The greatest problem with screen adaptations of Austen’s novels is that the screenplay tends to concentrate on the romance and to ignore the irony and wit. But in Langton’s Pride and Prejudice much of the ironic wit of Jane Austen’s dialogue and narration survives intact - along with the most romantic "realistic" love story ever written.
Elizabeth Bennett (Jennifer Ehle ) has a wonderfully expressive face and a deliciously wicked wit; in this production she’s very much her father’s daughter, ironically leading fools and rogues on with a straight face - and watching with relish as they make fools of themselves. Her later conversations with Wickham and Mr. Collins are worthy of Mr. Bennett himself.
Colin Firth is a reserved but dangerous and sexually magnetic Darcy - quite a Byronic characterization. We see him fencing like Basil Rathbone ("I will conquer this" he murmurs to himself), intimidating Wickham with a glance, and forcing a door open that the infamous governess Mrs. Young tries to shut in his face. This is not a man to cross. And his verbal duels with Elizabeth are electric.
And, for once, almost everyone seems well-cast. Mr. Bingley (Crispin Bonham-Carter) has more charm and more backbone than one usually sees (He’s furious with Darcy when he learns of the intrigue to separate him from Jane). Jane herself (Susannah Harker) looks like a touchingly vulnerable Helen of Troy. Not inappropriately, Mr. Collins resembles Rowan Atkinson’s Blackadder in both appearance and manner. The Gardiners are very convincing as a genteel middle class couple with far more refinement than most of the gentry in the story. Masterpiece Theatre viewers will recognize former ingenue Joanna David playing a youthful Mrs. Gardener with real rapport with her favorite niece Elizabeth. The really pleasant surprise is Lydia (Julia Sawalha, better known as Saffie from Absolutely Fabulous) who, for once, is played exactly as Jane Austen wrote her - as a voluptuous teenager keenly enjoying her own seduction.
And a few interesting historical inaccuracies:
Elizabeth and Darcy look so graceful executing their pas de boureĆ© step while verbally sparring in "Easter Thursday" that one can almost forgive the inaccuracy of the choreography (In reality, in Jane Austen’s time only the first couple is active at the beginning of the dance!).

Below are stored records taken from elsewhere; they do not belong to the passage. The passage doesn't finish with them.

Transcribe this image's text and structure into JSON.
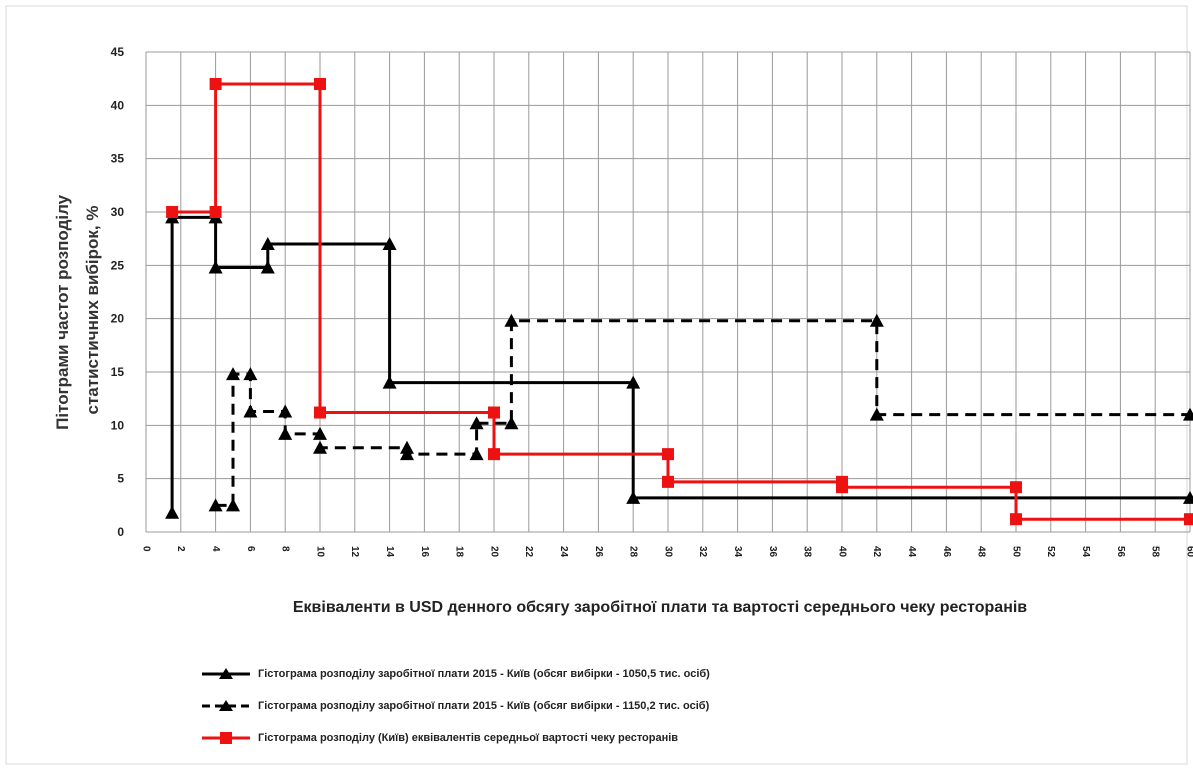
{
  "chart_data": {
    "type": "line",
    "title": "",
    "ylabel": "Пітограми частот розподілу статистичних вибірок, %",
    "xlabel": "Еквіваленти в USD денного обсягу заробітної плати та вартості середнього чеку ресторанів",
    "xlim": [
      0,
      60
    ],
    "ylim": [
      0,
      45
    ],
    "xticks": [
      0,
      2,
      4,
      6,
      8,
      10,
      12,
      14,
      16,
      18,
      20,
      22,
      24,
      26,
      28,
      30,
      32,
      34,
      36,
      38,
      40,
      42,
      44,
      46,
      48,
      50,
      52,
      54,
      56,
      58,
      60
    ],
    "yticks": [
      0,
      5,
      10,
      15,
      20,
      25,
      30,
      35,
      40,
      45
    ],
    "grid": true,
    "legend_position": "bottom",
    "series": [
      {
        "name": "Гістограма розподілу заробітної плати 2015 - Київ (обсяг вибірки - 1050,5 тис. осіб)",
        "color": "#000000",
        "dash": "solid",
        "marker": "triangle",
        "x": [
          1.5,
          1.5,
          4,
          4,
          7,
          7,
          14,
          14,
          28,
          28,
          60
        ],
        "y": [
          1.8,
          29.5,
          29.5,
          24.8,
          24.8,
          27,
          27,
          14,
          14,
          3.2,
          3.2
        ]
      },
      {
        "name": "Гістограма розподілу заробітної плати 2015 - Київ (обсяг вибірки - 1150,2 тис. осіб)",
        "color": "#000000",
        "dash": "dashed",
        "marker": "triangle",
        "x": [
          4,
          5,
          5,
          6,
          6,
          8,
          8,
          10,
          10,
          15,
          15,
          19,
          19,
          21,
          21,
          42,
          42,
          60
        ],
        "y": [
          2.5,
          2.5,
          14.8,
          14.8,
          11.3,
          11.3,
          9.2,
          9.2,
          7.9,
          7.9,
          7.3,
          7.3,
          10.2,
          10.2,
          19.8,
          19.8,
          11,
          11
        ]
      },
      {
        "name": "Гістограма розподілу (Київ) еквівалентів середньої вартості чеку ресторанів",
        "color": "#ee1111",
        "dash": "solid",
        "marker": "square",
        "x": [
          1.5,
          4,
          4,
          10,
          10,
          20,
          20,
          30,
          30,
          40,
          40,
          50,
          50,
          60
        ],
        "y": [
          30,
          30,
          42,
          42,
          11.2,
          11.2,
          7.3,
          7.3,
          4.7,
          4.7,
          4.2,
          4.2,
          1.2,
          1.2
        ]
      }
    ]
  }
}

...Elizabeth and Mr. Collins should not have been first couple in the opening dance of Mr. Bingley’s ball. That honor of opening the ball belongs to the lady of highest precedence in the room who chooses to dance (In this case, probably Charlotte Lucas, the eldest daughter of a knight), and Elizabeth would never stand above her beloved elder sister Jane in an opening dance. The lovely country dance music and "incidental" party music is all period, but the bluestocking Mary would not have needed to bring her sheet music nor would the Italian songs have been sung in translation.